Project Lead: Ian Kelley, Ph.D., Research Consultant, Information School
eScience Liaison: Andrew Whitaker, Ph.D., Research Scientist, eScience Institute
The pervasive and rich data available in today’s networked computing environment provides many major opportunities for innovative data-intensive applications. Particularly challenging are data analysis projects that rely upon input from millions of sparse, highly dimensional, and dirty data files at can be difficult and time consuming to analyze.

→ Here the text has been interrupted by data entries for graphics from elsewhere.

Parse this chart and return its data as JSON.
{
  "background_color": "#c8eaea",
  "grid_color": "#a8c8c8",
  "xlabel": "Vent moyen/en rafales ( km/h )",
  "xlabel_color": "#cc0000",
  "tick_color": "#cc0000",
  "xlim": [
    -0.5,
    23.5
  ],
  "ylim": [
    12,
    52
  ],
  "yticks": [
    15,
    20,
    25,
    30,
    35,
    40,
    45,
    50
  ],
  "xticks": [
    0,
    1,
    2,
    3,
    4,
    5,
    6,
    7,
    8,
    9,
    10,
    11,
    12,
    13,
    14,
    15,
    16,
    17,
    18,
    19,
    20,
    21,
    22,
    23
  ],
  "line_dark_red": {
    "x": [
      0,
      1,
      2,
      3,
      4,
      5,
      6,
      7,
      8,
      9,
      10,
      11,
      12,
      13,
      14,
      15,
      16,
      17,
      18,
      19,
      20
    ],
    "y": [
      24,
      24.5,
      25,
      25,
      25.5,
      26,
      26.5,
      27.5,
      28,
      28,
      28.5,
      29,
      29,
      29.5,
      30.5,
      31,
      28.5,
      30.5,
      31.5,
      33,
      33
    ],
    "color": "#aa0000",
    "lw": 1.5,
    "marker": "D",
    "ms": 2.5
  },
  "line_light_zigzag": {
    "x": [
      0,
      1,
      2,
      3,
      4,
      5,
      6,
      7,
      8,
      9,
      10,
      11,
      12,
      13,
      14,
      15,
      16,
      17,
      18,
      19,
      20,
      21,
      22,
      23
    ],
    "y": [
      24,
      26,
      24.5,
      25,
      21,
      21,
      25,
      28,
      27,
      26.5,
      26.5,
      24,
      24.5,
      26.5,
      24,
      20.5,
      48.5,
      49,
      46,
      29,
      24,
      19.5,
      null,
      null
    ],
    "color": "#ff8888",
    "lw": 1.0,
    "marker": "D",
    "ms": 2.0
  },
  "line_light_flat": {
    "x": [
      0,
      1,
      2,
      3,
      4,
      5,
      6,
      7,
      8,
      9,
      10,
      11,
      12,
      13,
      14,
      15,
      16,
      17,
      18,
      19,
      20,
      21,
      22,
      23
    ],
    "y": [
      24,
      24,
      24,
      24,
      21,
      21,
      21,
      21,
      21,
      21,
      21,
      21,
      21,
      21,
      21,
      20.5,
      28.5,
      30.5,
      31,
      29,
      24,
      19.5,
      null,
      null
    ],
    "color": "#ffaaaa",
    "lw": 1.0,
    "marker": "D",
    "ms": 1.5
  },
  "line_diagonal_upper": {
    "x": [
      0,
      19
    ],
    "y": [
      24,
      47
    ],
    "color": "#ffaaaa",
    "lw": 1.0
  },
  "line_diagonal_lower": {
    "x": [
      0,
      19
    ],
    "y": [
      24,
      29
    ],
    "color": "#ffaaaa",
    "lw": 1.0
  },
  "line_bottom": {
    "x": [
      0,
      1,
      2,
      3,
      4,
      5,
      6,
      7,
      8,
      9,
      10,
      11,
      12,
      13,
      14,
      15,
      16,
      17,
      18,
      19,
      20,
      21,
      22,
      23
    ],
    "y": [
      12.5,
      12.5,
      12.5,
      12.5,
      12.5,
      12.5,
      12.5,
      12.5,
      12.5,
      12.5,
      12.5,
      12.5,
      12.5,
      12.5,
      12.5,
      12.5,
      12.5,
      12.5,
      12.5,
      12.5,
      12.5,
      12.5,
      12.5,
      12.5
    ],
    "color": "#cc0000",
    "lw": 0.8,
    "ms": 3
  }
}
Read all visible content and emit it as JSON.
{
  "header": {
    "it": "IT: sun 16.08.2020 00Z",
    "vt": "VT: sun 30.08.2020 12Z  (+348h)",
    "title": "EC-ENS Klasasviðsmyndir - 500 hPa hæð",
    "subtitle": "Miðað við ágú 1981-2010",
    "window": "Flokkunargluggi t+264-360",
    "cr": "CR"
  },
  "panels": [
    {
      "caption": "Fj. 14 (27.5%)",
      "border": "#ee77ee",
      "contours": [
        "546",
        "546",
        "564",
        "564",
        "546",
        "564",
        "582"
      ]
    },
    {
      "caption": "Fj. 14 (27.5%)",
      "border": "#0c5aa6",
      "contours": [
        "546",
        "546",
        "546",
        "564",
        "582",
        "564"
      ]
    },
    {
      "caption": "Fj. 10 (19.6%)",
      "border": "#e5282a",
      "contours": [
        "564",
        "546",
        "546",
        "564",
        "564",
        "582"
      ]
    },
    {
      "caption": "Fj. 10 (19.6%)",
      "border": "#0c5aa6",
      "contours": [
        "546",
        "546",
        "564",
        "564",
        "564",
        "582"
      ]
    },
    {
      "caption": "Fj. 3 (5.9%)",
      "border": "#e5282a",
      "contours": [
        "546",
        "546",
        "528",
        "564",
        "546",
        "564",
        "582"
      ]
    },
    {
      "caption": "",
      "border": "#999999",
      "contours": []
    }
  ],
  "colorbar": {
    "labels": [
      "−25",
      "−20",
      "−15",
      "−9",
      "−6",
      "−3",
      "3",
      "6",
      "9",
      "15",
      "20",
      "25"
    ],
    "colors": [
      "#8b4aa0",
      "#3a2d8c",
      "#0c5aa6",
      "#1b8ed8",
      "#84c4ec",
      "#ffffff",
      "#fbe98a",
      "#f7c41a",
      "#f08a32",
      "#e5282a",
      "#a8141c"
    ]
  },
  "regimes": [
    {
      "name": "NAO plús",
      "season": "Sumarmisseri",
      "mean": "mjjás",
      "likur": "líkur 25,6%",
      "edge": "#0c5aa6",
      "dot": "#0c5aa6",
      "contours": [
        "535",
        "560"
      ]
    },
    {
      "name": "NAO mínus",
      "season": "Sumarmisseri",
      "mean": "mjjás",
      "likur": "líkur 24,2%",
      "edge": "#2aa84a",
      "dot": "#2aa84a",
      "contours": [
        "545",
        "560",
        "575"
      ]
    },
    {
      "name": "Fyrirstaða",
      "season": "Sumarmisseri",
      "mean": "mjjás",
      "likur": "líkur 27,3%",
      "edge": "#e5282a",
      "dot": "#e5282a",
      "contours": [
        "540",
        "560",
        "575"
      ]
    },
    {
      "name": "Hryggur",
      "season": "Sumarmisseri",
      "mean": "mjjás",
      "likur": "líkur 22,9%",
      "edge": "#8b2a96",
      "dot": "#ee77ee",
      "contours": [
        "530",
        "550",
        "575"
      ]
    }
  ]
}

The goal of this project was to develop methods and infrastructure for analyzing large-scale call detail record (CDR) data. The first goal of this investigation was to identify the computational and logistical challenges that existed when collecting, storing, and analyzing this type of data. The next stage focused on evaluating different tools, environments, and middle-ware that could support the data workflows needed to analyze this data. Due to the size, heterogeneity, and scale of the datasets, project scope and emphasis focused on current state-of-the-art “big data” systems such as MapReduce, Hive, Shark, and Spark.
Call Detail Records (CDRs) are one such set of information artifacts, consisting of metadata about mobile phone network calls that are passively collected in log files. These records can provide rich information that is useful for explorations ranging from mobility analysis and location inference to calculating probabilities of new product adoption.